Double delight as Kadeena Cox follows athletics medal with cycling gold in Rio
Kadeena Cox has become the first Briton in 28 years to win medals in two sports at the same Paralympics after winning a sensational cycling gold for ParalympicsGB in Rio.
The 25-year-old from Leeds was overcome with emotion after defying the doubters to take first place in the women's C4/C5 500 metres time trial on Saturday.
The win came 24 hours after she took bronze in athletics and two years after she was diagnosed with multiple sclerosis.
It was one of three gold medals for Britain on day three of the Games as ParalympicsGB's tally moved to 35, 15 of them gold.
Andy Lewis won PT2 triathlon gold as the sport made its Paralympic debut at Copacabana beach, while Hannah Cockroft's T34 100m gold was one of four British athletics medals in six minutes at the Olympic Stadium.
But the day's British highlight was Cox, who claimed T38 100m bronze on the athletics track on Friday night and emulated Isabel Barr's success from 1988 in Seoul.
Cox was tearful on the podium, recalling her two-year journey from stroke symptoms in May 2014 which were later diagnosed as MS, a progressive disease which made her determined to compete in two sports in Rio.
"I'm just so happy that I've finally done it and I've got so far. This time two years ago I was at home, about to go into hospital to get my MS diagnosis," she said.
"To have come this far in such a short period of time is just a relief. I'm glad that I've done it.
"A lot of people thought I wouldn't be able to and there were moments when I doubted myself. But I knew when the classification got changed it was going to be the point where I worked my hardest.

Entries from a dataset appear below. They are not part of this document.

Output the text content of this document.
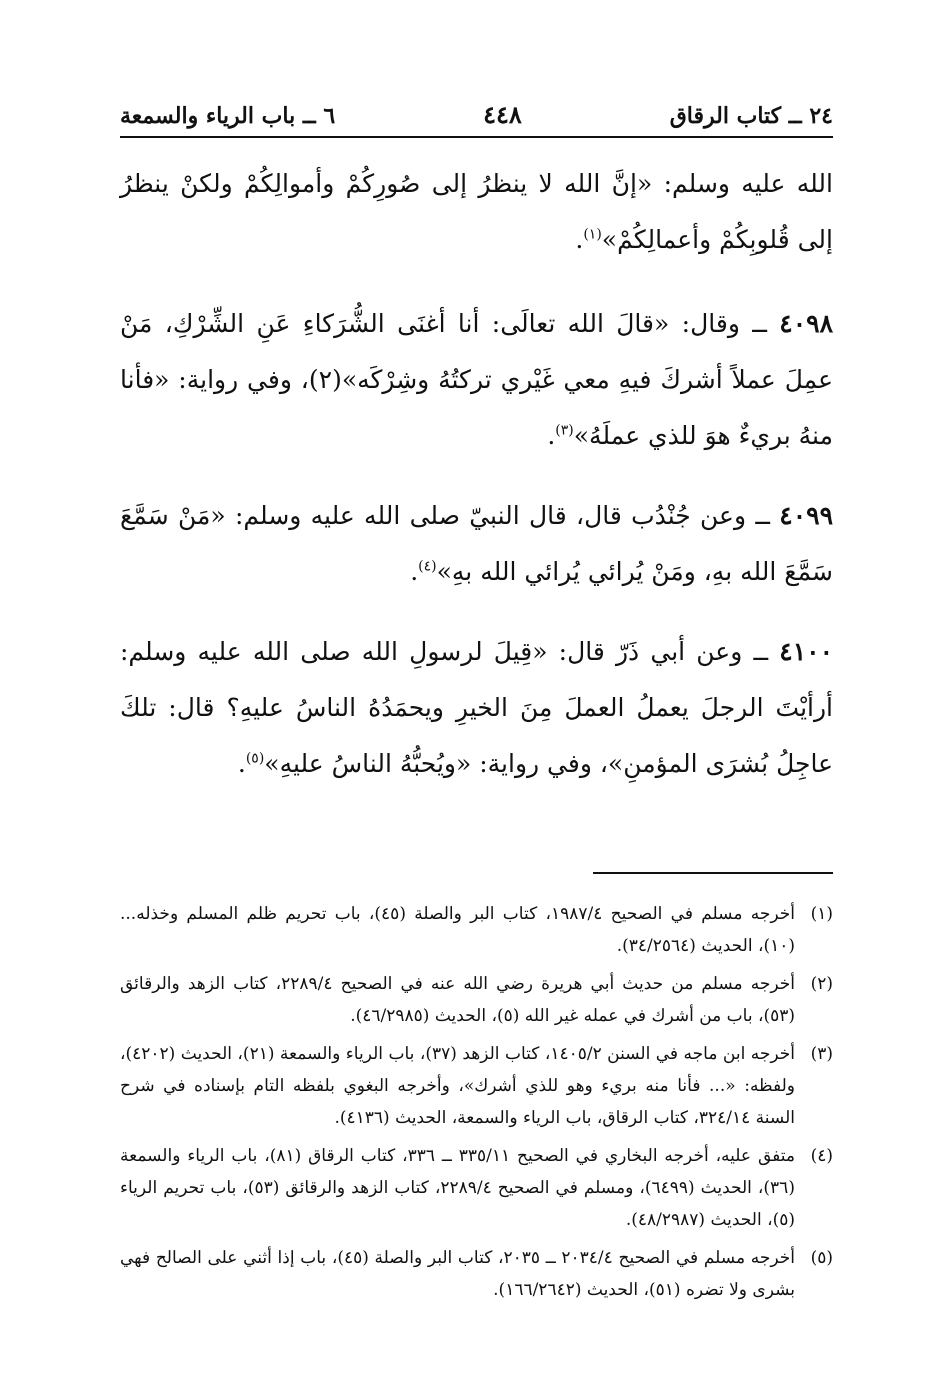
٢٤ ــ كتاب الرقاق
٤٤٨
٦ ــ باب الرياء والسمعة

الله عليه وسلم: «إنَّ الله لا ينظرُ إلى صُورِكُمْ وأموالِكُمْ ولكنْ ينظرُ إلى قُلوبِكُمْ وأعمالِكُمْ»$^{(١)}$.

٤٠٩٨ ــ وقال: «قالَ الله تعالَى: أنا أغنَى الشُّرَكاءِ عَنِ الشِّرْكِ، مَنْ عمِلَ عملاً أشركَ فيهِ معي غَيْري تركتُهُ وشِرْكَه»(٢)، وفي رواية: «فأنا منهُ بريءٌ هوَ للذي عملَهُ»$^{(٣)}$.

٤٠٩٩ ــ وعن جُنْدُب قال، قال النبيّ صلى الله عليه وسلم: «مَنْ سَمَّعَ سَمَّعَ الله بهِ، ومَنْ يُرائي يُرائي الله بهِ»$^{(٤)}$.

٤١٠٠ ــ وعن أبي ذَرّ قال: «قِيلَ لرسولِ الله صلى الله عليه وسلم: أرأيْتَ الرجلَ يعملُ العملَ مِنَ الخيرِ ويحمَدُهُ الناسُ عليهِ؟ قال: تلكَ عاجِلُ بُشرَى المؤمنِ»، وفي رواية: «ويُحبُّهُ الناسُ عليهِ»$^{(٥)}$.

(١)
أخرجه مسلم في الصحيح ١٩٨٧/٤، كتاب البر والصلة (٤٥)، باب تحريم ظلم المسلم وخذله... (١٠)، الحديث (٣٤/٢٥٦٤).
(٢)
أخرجه مسلم من حديث أبي هريرة رضي الله عنه في الصحيح ٢٢٨٩/٤، كتاب الزهد والرقائق (٥٣)، باب من أشرك في عمله غير الله (٥)، الحديث (٤٦/٢٩٨٥).
(٣)
أخرجه ابن ماجه في السنن ١٤٠٥/٢، كتاب الزهد (٣٧)، باب الرياء والسمعة (٢١)، الحديث (٤٢٠٢)، ولفظه: «... فأنا منه بريء وهو للذي أشرك»، وأخرجه البغوي بلفظه التام بإسناده في شرح السنة ٣٢٤/١٤، كتاب الرقاق، باب الرياء والسمعة، الحديث (٤١٣٦).
(٤)
متفق عليه، أخرجه البخاري في الصحيح ٣٣٥/١١ ــ ٣٣٦، كتاب الرقاق (٨١)، باب الرياء والسمعة (٣٦)، الحديث (٦٤٩٩)، ومسلم في الصحيح ٢٢٨٩/٤، كتاب الزهد والرقائق (٥٣)، باب تحريم الرياء (٥)، الحديث (٤٨/٢٩٨٧).
(٥)
أخرجه مسلم في الصحيح ٢٠٣٤/٤ ــ ٢٠٣٥، كتاب البر والصلة (٤٥)، باب إذا أثني على الصالح فهي بشرى ولا تضره (٥١)، الحديث (١٦٦/٢٦٤٢).
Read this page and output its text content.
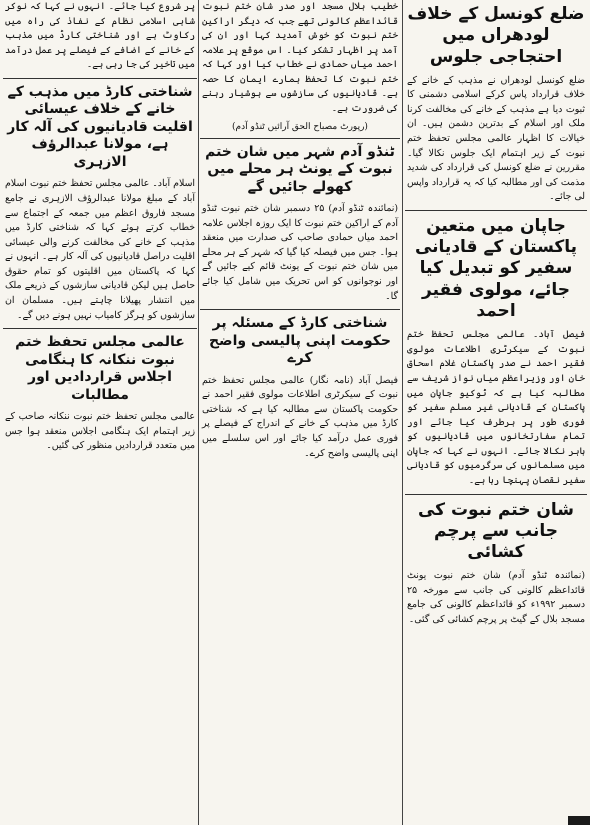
ضلع کونسل کے خلاف لودھراں میں احتجاجی جلوس

ضلع کونسل لودھراں نے مذہب کے خانے کے خلاف قرارداد پاس کرکے اسلامی دشمنی کا ثبوت دیا ہے مذہب کے خانے کی مخالفت کرنا ملک اور اسلام کے بدترین دشمن ہیں۔ ان خیالات کا اظہار عالمی مجلس تحفظ ختم نبوت کے زیر اہتمام ایک جلوس نکالا گیا۔ مقررین نے ضلع کونسل کی قرارداد کی شدید مذمت کی اور مطالبہ کیا کہ یہ قرارداد واپس لی جائے۔

جاپان میں متعین پاکستان کے قادیانی سفیر کو تبدیل کیا جائے، مولوی فقیر احمد

فیصل آباد۔ عالمی مجلس تحفظ ختم نبوت کے سیکرٹری اطلاعات مولوی فقیر احمد نے صدر پاکستان غلام اسحاق خان اور وزیراعظم میاں نواز شریف سے مطالبہ کیا ہے کہ ٹوکیو جاپان میں پاکستان کے قادیانی غیر مسلم سفیر کو فوری طور پر برطرف کیا جائے اور تمام سفارتخانوں میں قادیانیوں کو باہر نکالا جائے۔ انہوں نے کہا کہ جاپان میں مسلمانوں کی سرگرمیوں کو قادیانی سفیر نقصان پہنچا رہا ہے۔

شان ختم نبوت کی جانب سے پرچم کشائی

(نمائندہ ٹنڈو آدم) شان ختم نبوت یونٹ قائداعظم کالونی کی جانب سے مورخہ ۲۵ دسمبر ۱۹۹۲ء کو قائداعظم کالونی کی جامع مسجد بلال کے گیٹ پر پرچم کشائی کی گئی۔

خطیب بلال مسجد اور صدر شان ختم نبوت قائداعظم کالونی تھے جب کہ دیگر اراکین ختم نبوت کو خوش آمدید کہا اور ان کی آمد پر اظہار تشکر کیا۔ اس موقع پر علامہ احمد میاں حمادی نے خطاب کیا اور کہا کہ ختم نبوت کا تحفظ ہمارے ایمان کا حصہ ہے۔ قادیانیوں کی سازشوں سے ہوشیار رہنے کی ضرورت ہے۔

(رپورٹ مصباح الحق آرائیں ٹنڈو آدم)
ٹنڈو آدم شہر میں شان ختم نبوت کے یونٹ ہر محلے میں کھولے جائیں گے

(نمائندہ ٹنڈو آدم) ۲۵ دسمبر شان ختم نبوت ٹنڈو آدم کے اراکین ختم نبوت کا ایک روزہ اجلاس علامہ احمد میاں حمادی صاحب کی صدارت میں منعقد ہوا۔ جس میں فیصلہ کیا گیا کہ شہر کے ہر محلے میں شان ختم نبوت کے یونٹ قائم کیے جائیں گے اور نوجوانوں کو اس تحریک میں شامل کیا جائے گا۔

شناختی کارڈ کے مسئلہ پر حکومت اپنی پالیسی واضح کرے

فیصل آباد (نامہ نگار) عالمی مجلس تحفظ ختم نبوت کے سیکرٹری اطلاعات مولوی فقیر احمد نے حکومت پاکستان سے مطالبہ کیا ہے کہ شناختی کارڈ میں مذہب کے خانے کے اندراج کے فیصلے پر فوری عمل درآمد کیا جائے اور اس سلسلے میں اپنی پالیسی واضح کرے۔

پر شروع کیا جائے۔ انہوں نے کہا کہ نوکر شاہی اسلامی نظام کے نفاذ کی راہ میں رکاوٹ ہے اور شناختی کارڈ میں مذہب کے خانے کے اضافے کے فیصلے پر عمل درآمد میں تاخیر کی جا رہی ہے۔

شناختی کارڈ میں مذہب کے خانے کے خلاف عیسائی اقلیت قادیانیوں کی آلہ کار ہے، مولانا عبدالرؤف الازہری

اسلام آباد۔ عالمی مجلس تحفظ ختم نبوت اسلام آباد کے مبلغ مولانا عبدالرؤف الازہری نے جامع مسجد فاروق اعظم میں جمعہ کے اجتماع سے خطاب کرتے ہوئے کہا کہ شناختی کارڈ میں مذہب کے خانے کی مخالفت کرنے والی عیسائی اقلیت دراصل قادیانیوں کی آلہ کار ہے۔ انہوں نے کہا کہ پاکستان میں اقلیتوں کو تمام حقوق حاصل ہیں لیکن قادیانی سازشوں کے ذریعے ملک میں انتشار پھیلانا چاہتے ہیں۔ مسلمان ان سازشوں کو ہرگز کامیاب نہیں ہونے دیں گے۔

عالمی مجلس تحفظ ختم نبوت ننکانہ کا ہنگامی اجلاس قراردادیں اور مطالبات

عالمی مجلس تحفظ ختم نبوت ننکانہ صاحب کے زیر اہتمام ایک ہنگامی اجلاس منعقد ہوا جس میں متعدد قراردادیں منظور کی گئیں۔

"I absolutely dug in and gave it everything. I knew on my day I'd be good enough to beat anyone and I've done it."
World champion Cox won gold in a world record of 35.716 seconds.
The event was factored in her favour, so her time was rounded down to 34.598 seconds, but she was quicker than everyone else regardless.
Dame Sarah Storey was the defending champion but fully expected Cox - with the factor in her favour - to beat her.
Dame Sarah, who won her 12th Paralympic title on Thursday and will target two more on the road next week, switched from swimming to cycling in 2005, She eventually finished fourth on Saturday, with Crystal Lane fifth.
Of Cox, she said: "At first I thought it wouldn't be possible. Hats off, it's been possible and she's done a great job."
British Cycling's para-cycling head coach Jon Norfolk paid tribute to Cox, who juggled cycling sessions in Manchester with athletics sessions in Leeds.
"It was always going to be a big challenge, but we're all about big challenges," Norfolk said.
"She's one of these athletes you put on the start line and walk away and you know she'll deliver. She's a race-day deliverer."
So is wheelchair racer Cockroft, who claimed her third Paralympic title and first of the Rio Games in a Paralympic record time of 17.42 seconds. Kare Adenegan, 15, from Coventry, took silver.
In the following final, the T33 100m, Toby Gold took silver and Andrew Small bronze.
Sabrina Fortune earlier claimed bronze in the F20 shot put as the track and field squad claimed five medals on the day.
World champion Lewis, a lower leg amputee after he had a motorbike accident at the age of 16, earlier claimed Britain's 13th gold medal and the first of day three.
Swimmer Alice Tai claimed Britain's eighth medal of the day, with bronze in the S10 100m backstroke.